People in the UK probably don't realise how many government IDs they already have, including tax returns, benefits, council payments and driving licences. But this doesn't mean the UK is ready for a formal digital identity card. Maybe it is OK that these various forms of ID remain disjointed, even if it is neither convenient nor efficient. The key issue is trust, and the public have to believe there is no overreach when they login to a service.
One way to build trust is to enhance security by putting in place a long-term plan that would remove the need for passwords. One of the simplest ways for a cyber criminal to hack an account is to steal security credentials through phishing campaigns. This type of attack represents one of the most significant security threats for UK businesses and consumers. By eliminating passwords, we eliminate the threat of phishing. Removing this attack vector would represent a critical step in building UK citizens’ trust in a digital identification system. Then the government could work in the back end to connect services so the need for a singular digital ID is never needed.
UK citizens are, in fact, quite comfortable with the government tracking and using their data when it is not done indiscriminately. According to a government survey, 81 per cent admitted to being comfortable with the NHS using their data for a ‘particular purpose’. This would enable the NHS to make decisions led by patient data, such as identifying macro disease trends that can inform national decision-making, like with Covid-19. However, the public are worried about whether that data is secure and what it could be used for if various third parties gain access to it.
Again, it comes back to a question of trust. A transparent, reliable, and unbreakable framework backed by safeguards must underpin the digital ID movement before it progresses. Released earlier this year, the government's digital identity and trust framework begins to address this issue.
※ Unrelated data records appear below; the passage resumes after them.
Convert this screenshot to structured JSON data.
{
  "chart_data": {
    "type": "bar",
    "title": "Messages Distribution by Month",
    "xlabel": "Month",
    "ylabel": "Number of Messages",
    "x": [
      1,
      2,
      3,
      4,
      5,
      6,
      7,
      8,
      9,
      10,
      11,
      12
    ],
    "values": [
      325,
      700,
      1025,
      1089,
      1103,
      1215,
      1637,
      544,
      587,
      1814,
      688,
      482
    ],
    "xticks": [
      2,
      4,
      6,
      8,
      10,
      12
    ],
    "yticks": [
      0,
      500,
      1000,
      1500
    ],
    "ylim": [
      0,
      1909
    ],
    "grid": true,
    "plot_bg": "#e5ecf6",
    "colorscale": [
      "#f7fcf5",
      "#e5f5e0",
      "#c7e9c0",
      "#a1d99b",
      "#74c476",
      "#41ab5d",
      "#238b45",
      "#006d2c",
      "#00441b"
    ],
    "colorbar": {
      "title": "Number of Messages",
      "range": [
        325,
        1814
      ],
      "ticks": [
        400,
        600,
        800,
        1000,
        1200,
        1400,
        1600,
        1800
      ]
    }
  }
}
However, the bill lacks a standards-based approach, ensuring consumers remain in control of their data.
One positive example is the Australian government’s successful digital infrastructure rollout, which introduced a digital identity document earlier this year. The scheme helps to protect the public's privacy and security, while allowing users to prove who they are online and access a range of government services. The system offers safeguards that protect a user's personal information from being collected, profiled, sold, or used for other purposes, such as advertising. The Australian system also promises a high level of security that constantly undergoes rigorous assessment and testing. This approach serves as an example to follow.
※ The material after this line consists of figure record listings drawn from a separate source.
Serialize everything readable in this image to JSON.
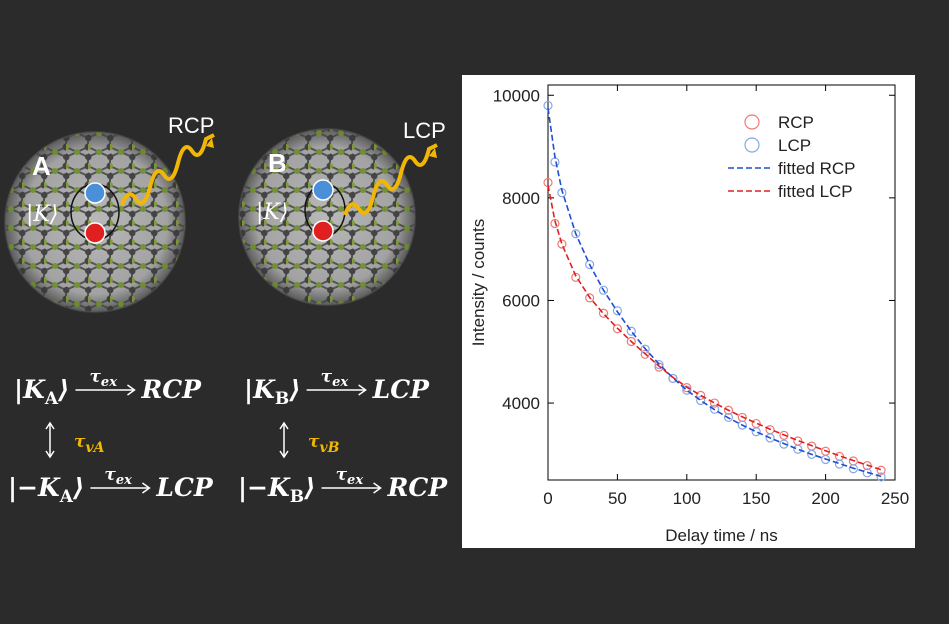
{
  "panels": [
    {
      "label": "A",
      "ket": "|K⟩",
      "emission": "RCP"
    },
    {
      "label": "B",
      "ket": "|K⟩",
      "emission": "LCP"
    }
  ],
  "equations": [
    {
      "ket": "|K",
      "sub": "A",
      "end": "⟩",
      "arrow_label": "τ",
      "arrow_sub": "ex",
      "result": "RCP"
    },
    {
      "ket": "|K",
      "sub": "B",
      "end": "⟩",
      "arrow_label": "τ",
      "arrow_sub": "ex",
      "result": "LCP"
    },
    {
      "ket": "|−K",
      "sub": "A",
      "end": "⟩",
      "arrow_label": "τ",
      "arrow_sub": "ex",
      "result": "LCP"
    },
    {
      "ket": "|−K",
      "sub": "B",
      "end": "⟩",
      "arrow_label": "τ",
      "arrow_sub": "ex",
      "result": "RCP"
    }
  ],
  "couplings": [
    {
      "label": "τ",
      "sub": "vA"
    },
    {
      "label": "τ",
      "sub": "vB"
    }
  ],
  "chart_data": {
    "type": "scatter",
    "x_label": "Delay time / ns",
    "y_label": "Intensity / counts",
    "x": [
      0,
      5,
      10,
      20,
      30,
      40,
      50,
      60,
      70,
      80,
      90,
      100,
      110,
      120,
      130,
      140,
      150,
      160,
      170,
      180,
      190,
      200,
      210,
      220,
      230,
      240
    ],
    "series": [
      {
        "name": "RCP",
        "color": "#ef7a74",
        "marker": "circle",
        "values": [
          8300,
          7500,
          7100,
          6450,
          6050,
          5750,
          5450,
          5200,
          4950,
          4700,
          4480,
          4300,
          4150,
          4000,
          3860,
          3720,
          3600,
          3480,
          3370,
          3260,
          3160,
          3060,
          2960,
          2870,
          2780,
          2690
        ]
      },
      {
        "name": "LCP",
        "color": "#86a8e6",
        "marker": "circle",
        "values": [
          9800,
          8700,
          8100,
          7300,
          6700,
          6200,
          5800,
          5400,
          5050,
          4750,
          4480,
          4250,
          4050,
          3880,
          3720,
          3570,
          3440,
          3320,
          3200,
          3100,
          3000,
          2900,
          2810,
          2720,
          2640,
          2560
        ]
      },
      {
        "name": "fitted RCP",
        "color": "#1f4fd0",
        "marker": "dashed-line",
        "values": [
          9750,
          8800,
          8150,
          7300,
          6700,
          6200,
          5780,
          5400,
          5060,
          4760,
          4490,
          4250,
          4050,
          3870,
          3710,
          3570,
          3440,
          3320,
          3210,
          3100,
          3000,
          2910,
          2820,
          2730,
          2650,
          2570
        ]
      },
      {
        "name": "fitted LCP",
        "color": "#e02020",
        "marker": "dashed-line",
        "values": [
          8250,
          7550,
          7100,
          6480,
          6060,
          5740,
          5460,
          5200,
          4960,
          4720,
          4500,
          4310,
          4150,
          4000,
          3860,
          3730,
          3610,
          3490,
          3380,
          3270,
          3170,
          3070,
          2970,
          2880,
          2790,
          2700
        ]
      }
    ],
    "xlim": [
      0,
      250
    ],
    "xticks": [
      0,
      50,
      100,
      150,
      200,
      250
    ],
    "ylim": [
      2500,
      10200
    ],
    "yticks": [
      4000,
      6000,
      8000,
      10000
    ],
    "grid": false,
    "legend": "upper right"
  }
}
People want simple and secure access to the digital world without needing to remember or manage countless passwords. To gain adoption from businesses and consumers, any future ID system must follow fundamental digital identity best practices.
Enhanced data privacy: Giving citizens control of their data so they can decide what gets shared.
Stronger data security: Eliminating passwords would reduce the risk of account takeovers and other attacks.
Better digital experiences: Make it easy for people to access their services safely from anywhere. From proving identity when picking up a parcel to opening a new bank account, the comfort afforded to UK citizens could be very helpful.
Operations across the UK will become more efficient: Businesses become more agile as processes become less complex.
Regarding security, the biggest problem facing operational digital infrastructure in the UK is that passwords are not secure. In fact, of the businesses that identified a cyber-attack in 2022, phishing accounted for 83 per cent of them.
With generative AI empowering threat actors to produce compelling emails in the prose of a CEO or company leadership, we need better defences against people being tricked into letting their passwords be stolen. The only genuine way to level the playing field against hyper-efficient phishing campaigns is to eradicate passwords entirely.
Organisations that use a passwordless system effectively remove the avenues most commonly used for phishing attempts, ensuring no unauthorised access is made. Instead, users can feel empowered with an experience that allows access to the information they need without requiring a password, reducing the risk of compromise and improving the overall trust across that business.
The government can solve its digital identity dilemma by empowering better and more secure digital experiences for the public and encouraging adoption. And then once fully established, and making sure that any digital divide is addressed, they could connect systems, and as mentioned before, have fully up and running digital citizens' services with no need for a singular digital ID number.
Paul Inglis is SVP EMEA at ForgeRock.